Самым сердечным образом он дружил с людьми, которые были между собой непримиримыми врагами — и добрыми были лишь с ним. И он их обоих любил, искренне и по заслугам. По-разному можно на человека смотреть.
Его любил даже Глеб Горышин в самой своей мрачной поре, видящий вокруг лишь гибель Руси и интриги иноверцев. Но когда он заговаривал о Бахтине, лицо его расцветало (будто Соломоныч был не еврей):
— Прекрасно Володя живет. Веселится, и жена его веселится. Любят всех — и при этом еще и друг друга!
И Глеб, довольный, тряс головой: вот бывает же такое! И ему Бахтин скрасил его жизнь.
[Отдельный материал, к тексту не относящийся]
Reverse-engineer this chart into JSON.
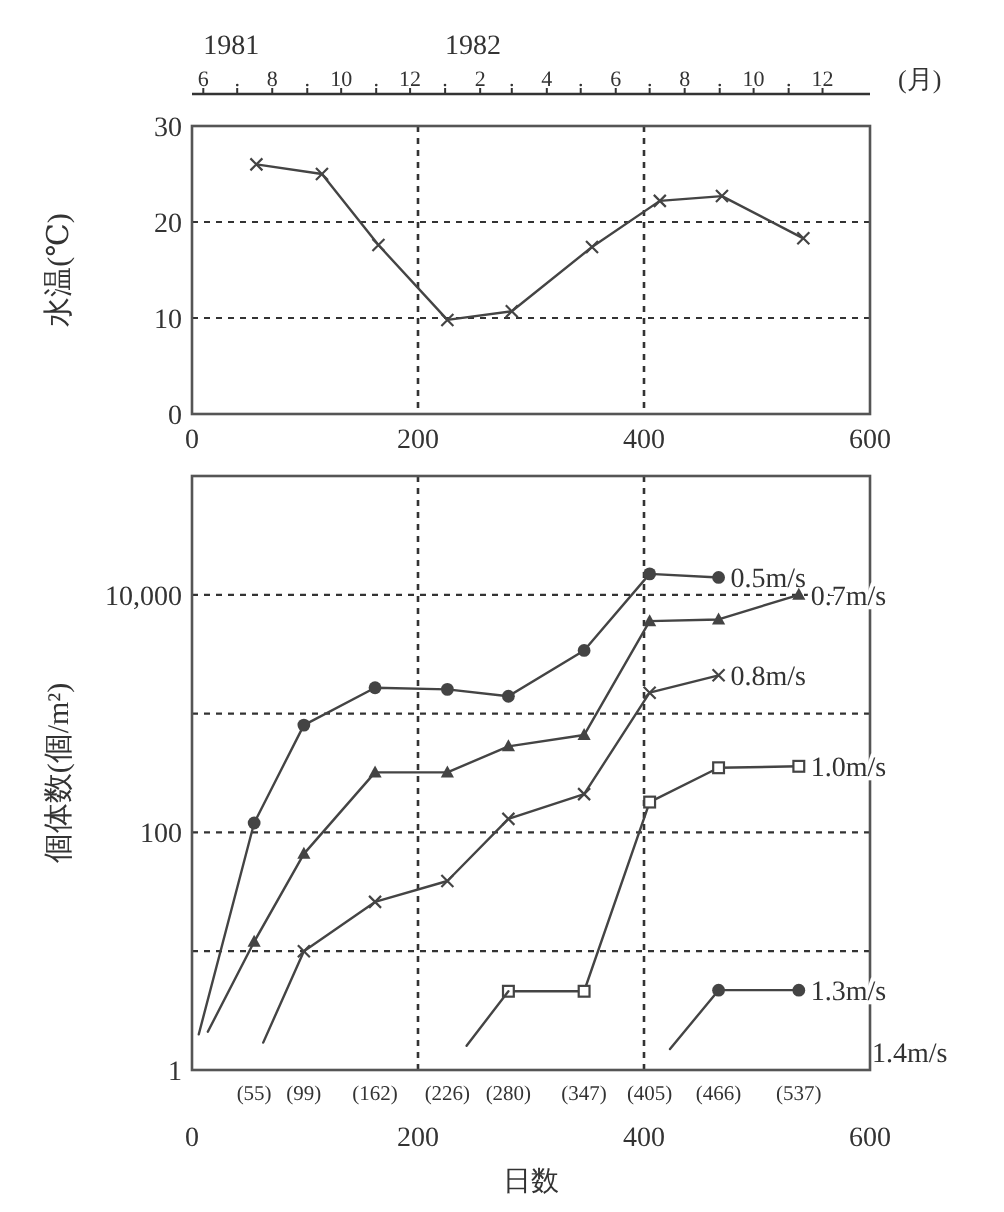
{
  "chart_data": [
    {
      "type": "line",
      "ylabel": "水温(℃)",
      "x2label": "(月)",
      "xlim": [
        0,
        600
      ],
      "xticks": [
        0,
        200,
        400,
        600
      ],
      "ylim": [
        0,
        30
      ],
      "yticks": [
        0,
        10,
        20,
        30
      ],
      "x2lim": [
        "1981-05-22",
        "1983-01-12"
      ],
      "x2ticks": [
        {
          "value": "1981-06",
          "label": "6"
        },
        {
          "value": "1981-07",
          "label": "."
        },
        {
          "value": "1981-08",
          "label": "8"
        },
        {
          "value": "1981-09",
          "label": "."
        },
        {
          "value": "1981-10",
          "label": "10"
        },
        {
          "value": "1981-11",
          "label": "."
        },
        {
          "value": "1981-12",
          "label": "12"
        },
        {
          "value": "1982-01",
          "label": "."
        },
        {
          "value": "1982-02",
          "label": "2"
        },
        {
          "value": "1982-03",
          "label": "."
        },
        {
          "value": "1982-04",
          "label": "4"
        },
        {
          "value": "1982-05",
          "label": "."
        },
        {
          "value": "1982-06",
          "label": "6"
        },
        {
          "value": "1982-07",
          "label": "."
        },
        {
          "value": "1982-08",
          "label": "8"
        },
        {
          "value": "1982-09",
          "label": "."
        },
        {
          "value": "1982-10",
          "label": "10"
        },
        {
          "value": "1982-11",
          "label": "."
        },
        {
          "value": "1982-12",
          "label": "12"
        }
      ],
      "annotations": [
        "1981",
        "1982"
      ],
      "grid": true,
      "marker": "cross",
      "line_style": "solid",
      "series": [
        {
          "color": "#444444",
          "x": [
            57,
            115,
            165,
            226,
            283,
            354,
            414,
            469,
            541
          ],
          "values": [
            26.0,
            25.0,
            17.6,
            9.8,
            10.7,
            17.4,
            22.2,
            22.7,
            18.3
          ]
        }
      ]
    },
    {
      "type": "line",
      "ylabel": "個体数(個/m²)",
      "xlabel": "日数",
      "log": "y",
      "xlim": [
        0,
        600
      ],
      "xticks": [
        0,
        200,
        400,
        600
      ],
      "ylim": [
        1,
        100000
      ],
      "yticks": [
        1,
        {
          "value": 10,
          "label": null
        },
        100,
        {
          "value": 1000,
          "label": null
        },
        {
          "value": 10000,
          "label": "10,000"
        }
      ],
      "grid": true,
      "line_style": "solid",
      "annotations": [
        "(55)",
        "(99)",
        "(162)",
        "(226)",
        "(280)",
        "(347)",
        "(405)",
        "(466)",
        "(537)",
        "1.4m/s"
      ],
      "series": [
        {
          "name": "0.5m/s",
          "color": "#444444",
          "marker": "circle",
          "x": [
            55,
            99,
            162,
            226,
            280,
            347,
            405,
            466
          ],
          "values": [
            120,
            800,
            1650,
            1600,
            1400,
            3400,
            15000,
            14000
          ]
        },
        {
          "name": "0.7m/s",
          "color": "#444444",
          "marker": "triangle",
          "x": [
            55,
            99,
            162,
            226,
            280,
            347,
            405,
            466,
            537
          ],
          "values": [
            12,
            66,
            320,
            320,
            530,
            660,
            6000,
            6200,
            10000
          ]
        },
        {
          "name": "0.8m/s",
          "color": "#444444",
          "marker": "cross",
          "x": [
            99,
            162,
            226,
            280,
            347,
            405,
            466
          ],
          "values": [
            10,
            26,
            39,
            130,
            210,
            1500,
            2100
          ]
        },
        {
          "name": "1.0m/s",
          "color": "#444444",
          "marker": "square",
          "x": [
            280,
            347,
            405,
            466,
            537
          ],
          "values": [
            4.6,
            4.6,
            180,
            350,
            360
          ]
        },
        {
          "name": "1.3m/s",
          "color": "#444444",
          "marker": "circle",
          "x": [
            466,
            537
          ],
          "values": [
            4.7,
            4.7
          ]
        },
        {
          "color": "#444444",
          "marker": "none",
          "x": [
            6,
            55
          ],
          "values": [
            2.0,
            120
          ]
        },
        {
          "color": "#444444",
          "marker": "none",
          "x": [
            14,
            55
          ],
          "values": [
            2.1,
            12
          ]
        },
        {
          "color": "#444444",
          "marker": "none",
          "x": [
            63,
            99
          ],
          "values": [
            1.7,
            10
          ]
        },
        {
          "color": "#444444",
          "marker": "none",
          "x": [
            243,
            280
          ],
          "values": [
            1.6,
            4.6
          ]
        },
        {
          "color": "#444444",
          "marker": "none",
          "x": [
            423,
            466
          ],
          "values": [
            1.5,
            4.7
          ]
        }
      ]
    }
  ]
}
И Гранин, весьма надменно и привередливо выбирающий спутников для прогулок (приглашенные им могли долго ждать у крыльца, пока он выйдет), не считал зазорным заходить за Бахтиным сам. Можно чваниться, капризничать, водиться лишь с нужными людьми... но все это, холодное, таяло при появлении Владимира Соломоныча. В поле простодушной его доброты было стыдно быть злым, да и невозможно: не к чему было приложить зло. С ним все люди были прелестны и, чуя это, стремились к нему.
И вот однажды они шли в теплых закатных лучах, беседуя, и до меня долетел лишь обрывок бахтинской фразы, от которой вечер сразу заледенел:
— ...А первую опухоль у себя под мышкой нащупал я сам.
Потом он ездил в Песочную облучаться и, возвращаясь вечером, проходя у литфондовских дач, все равно беседовал со всеми, словно вернулся с прогулки.
Помню — моя жена, больная и нервная в тот год, вошла, улыбаясь:
— Сейчас встретила Владимира Соломоновича у магазина. Всегда мы с ним перешучиваемся. Я ему говорю: «Кто это здесь, в красной рубашоночке?» Он улыбается: «Хорошенький такой?»
То было его последнее лето, и он прекрасно это знал.
Но и оно кончилось. Мы с ним оказались последними в наших будках, под проливным дождем. Мы с отцом, нахохлясь, сидели за столом в куртках и кепках. Вдруг в запотевшее окошко постучали. Откуда гость, в почти уже пустынном поселке?
Под окном стоял Владимир Соломоныч, с бутылкой водки и какими-то тетрадками.
— Грустите? Вот пришел к вам!
Улыбка у него была как маленький полумесяц и чуть косая.
Он читал из своей тетрадки совсем новые неприличные присказки, и мы хохотали.
И кто-то еще удивляется: а как мы живем, со столь низкими заработками? Да вот так и живем, благодаря людям.
На следующее лето улыбка его осталась лишь на большой выцветшей фотографии на его террасе. Рядом на столе лежали несколько старых букетов, слегка загнивающих. И запах этот пронзал душу: так пахнет смерть.
В ту пору там был единственный на весь участок телефон — и под насмешливым взглядом Соломоныча нелегко было «лепить туфту».